Celebration time In 2019 the club celebrates its 150th anniversary and hosts the 47th Walker Cup. Alex Fitzpatrick is in the GB&I side as they lead 7-5 after day one, cheered on by more than 11,000 fans over the weekend but slip to defeat after a US singles fightback. Hoylake was also the host in 1983 when a US team containing Brad Faxon won.
Architectural timeline Since the days of Chambers and Morris, the feted Harry Colt, Donald Steel and Martin Hawtree made revisions before the biggest impact on the links by Martin Ebert in the past two years, inspired by The Open’s imminent return. Greens have been remodelled and new tees built but the most significant development has been the brand-new 15th hole, ‘Little Eye’. At just 134 yards off its very tips, this is one of the shortest holes in modern major championship golf – yet expect it to challenge the world’s most skilled players. The new, elevated green sits among the dunes with Hoylake’s best views of the Dee Estuary. There are acute run-offs on three sides for anyone not finding the middle of the target.
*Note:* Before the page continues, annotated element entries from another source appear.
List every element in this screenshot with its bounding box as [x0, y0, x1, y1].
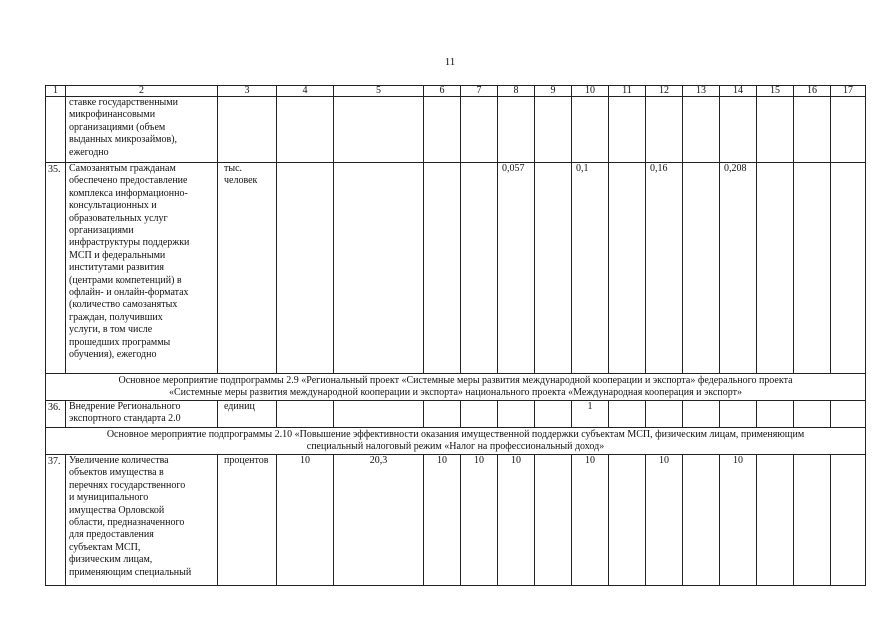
indicator-name: Внедрение Регионального экспортного стандарта 2.0 [66, 401, 218, 428]
value-col-8: 0,057 [498, 163, 535, 374]
value-col-6: 10 [424, 455, 461, 586]
column-number-row [46, 86, 866, 97]
value-col-12: 10 [646, 455, 683, 586]
value-col-10: 10 [572, 455, 609, 586]
col-number-8: 8 [498, 86, 535, 97]
indicator-name: Увеличение количества объектов имущества в перечнях государственного и муниципального имущества Орловской области, предназначенного для предоставления субъектам МСП, физическим лицам, применяющим специальный [66, 455, 218, 586]
table-row-36 [46, 401, 866, 428]
value-col-14: 0,208 [720, 163, 757, 374]
value-col-8: 10 [498, 455, 535, 586]
value-col-5: 20,3 [334, 455, 424, 586]
col-number-17: 17 [831, 86, 866, 97]
section-row-2-10 [46, 428, 866, 455]
row-number: 36. [46, 401, 66, 428]
section-heading: Основное мероприятие подпрограммы 2.9 «Региональный проект «Системные меры развития международной кооперации и экспорта» федерального проекта «Системные меры развития международной кооперации и экспорта» национального проекта «Международная кооперация и экспорт» [46, 374, 866, 401]
section-row-2-9 [46, 374, 866, 401]
col-number-10: 10 [572, 86, 609, 97]
indicators-table [45, 85, 866, 586]
section-heading: Основное мероприятие подпрограммы 2.10 «Повышение эффективности оказания имущественной поддержки субъектам МСП, физическим лицам, применяющим специальный налоговый режим «Налог на профессиональный доход» [46, 428, 866, 455]
row-number: 37. [46, 455, 66, 586]
value-col-4: 10 [277, 455, 334, 586]
page-number: 11 [444, 56, 456, 68]
unit-cell: процентов [218, 455, 277, 586]
col-number-3: 3 [218, 86, 277, 97]
indicator-name: ставке государственными микрофинансовыми организациями (объем выданных микрозаймов), ежегодно [66, 97, 218, 163]
col-number-7: 7 [461, 86, 498, 97]
col-number-1: 1 [46, 86, 66, 97]
col-number-6: 6 [424, 86, 461, 97]
indicator-name: Самозанятым гражданам обеспечено предоставление комплекса информационно- консультационных и образовательных услуг организациями инфраструктуры поддержки МСП и федеральными институтами развития (центрами компетенций) в офлайн- и онлайн-форматах (количество самозанятых граждан, получивших услуги, в том числе прошедших программы обучения), ежегодно [66, 163, 218, 374]
value-col-10: 1 [572, 401, 609, 428]
table-row-35 [46, 163, 866, 374]
value-col-14: 10 [720, 455, 757, 586]
col-number-11: 11 [609, 86, 646, 97]
col-number-2: 2 [66, 86, 218, 97]
value-col-12: 0,16 [646, 163, 683, 374]
col-number-15: 15 [757, 86, 794, 97]
value-col-7: 10 [461, 455, 498, 586]
col-number-9: 9 [535, 86, 572, 97]
table-row-continuation [46, 97, 866, 163]
unit-cell: единиц [218, 401, 277, 428]
col-number-16: 16 [794, 86, 831, 97]
col-number-13: 13 [683, 86, 720, 97]
col-number-12: 12 [646, 86, 683, 97]
col-number-5: 5 [334, 86, 424, 97]
col-number-14: 14 [720, 86, 757, 97]
value-col-10: 0,1 [572, 163, 609, 374]
unit-cell: тыс. человек [218, 163, 277, 374]
col-number-4: 4 [277, 86, 334, 97]
row-number: 35. [46, 163, 66, 374]
table-row-37 [46, 455, 866, 586]
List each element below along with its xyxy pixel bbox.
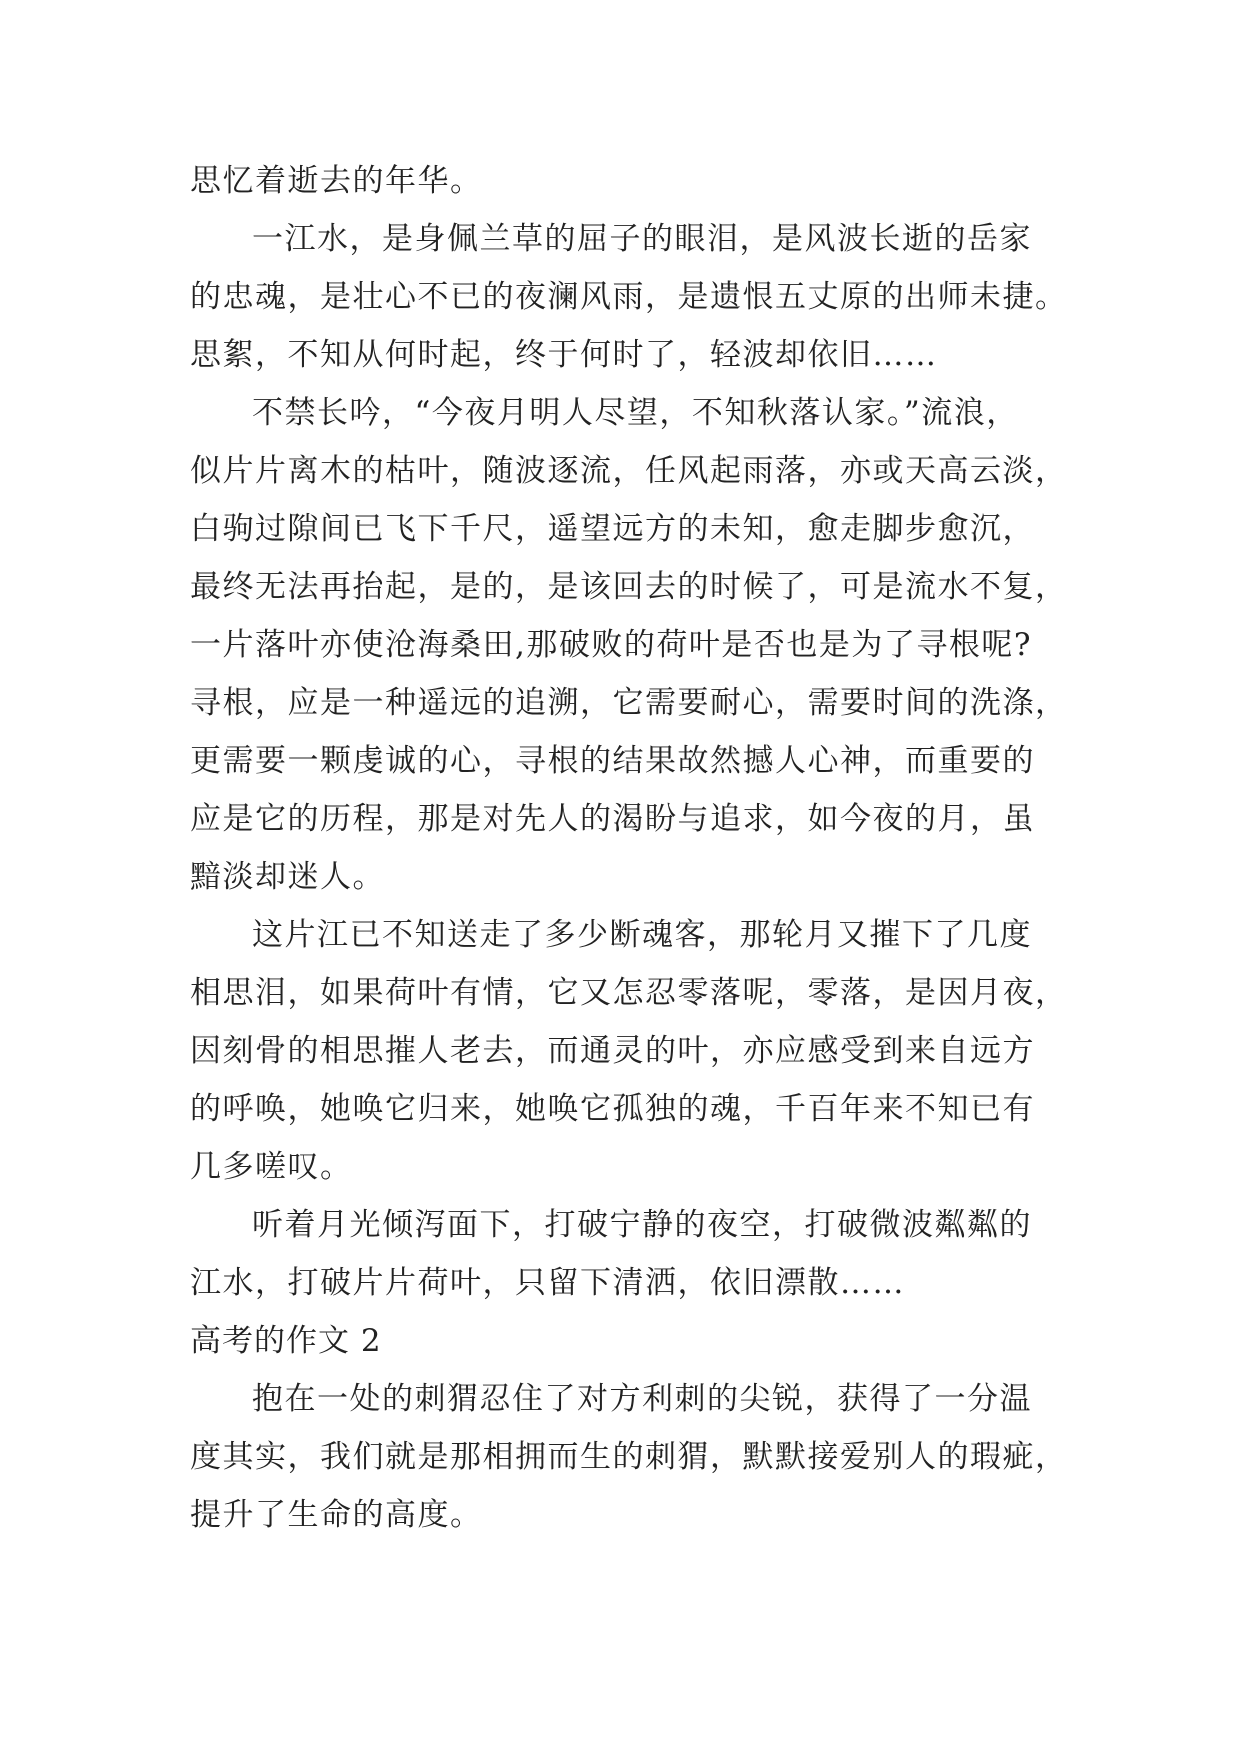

Unique Hoylake Little Eye will play as 17th in The Open, because Hoylake uniquely uses a different configuration for the championship compared to its standard layout, in order to accommodate the enormous infrastructure associated with the event. That also means the fearsome 1st – arguably the toughest start on Open-hosting courses – isn’t actually the 1st. Nevertheless, even as the 3rd it will focus the attention of even Rory and co because it unusually features internal out of bounds. A sharp dog leg to the right that plays around the practice ground, which morphs into the tented village during Open week, the best route in is from the right… close to the OB. Whichever way they choose to tackle it, whoever conquers Hoylake will be joining one of golf’s most illustrious lists of winners at one of its most iconic courses.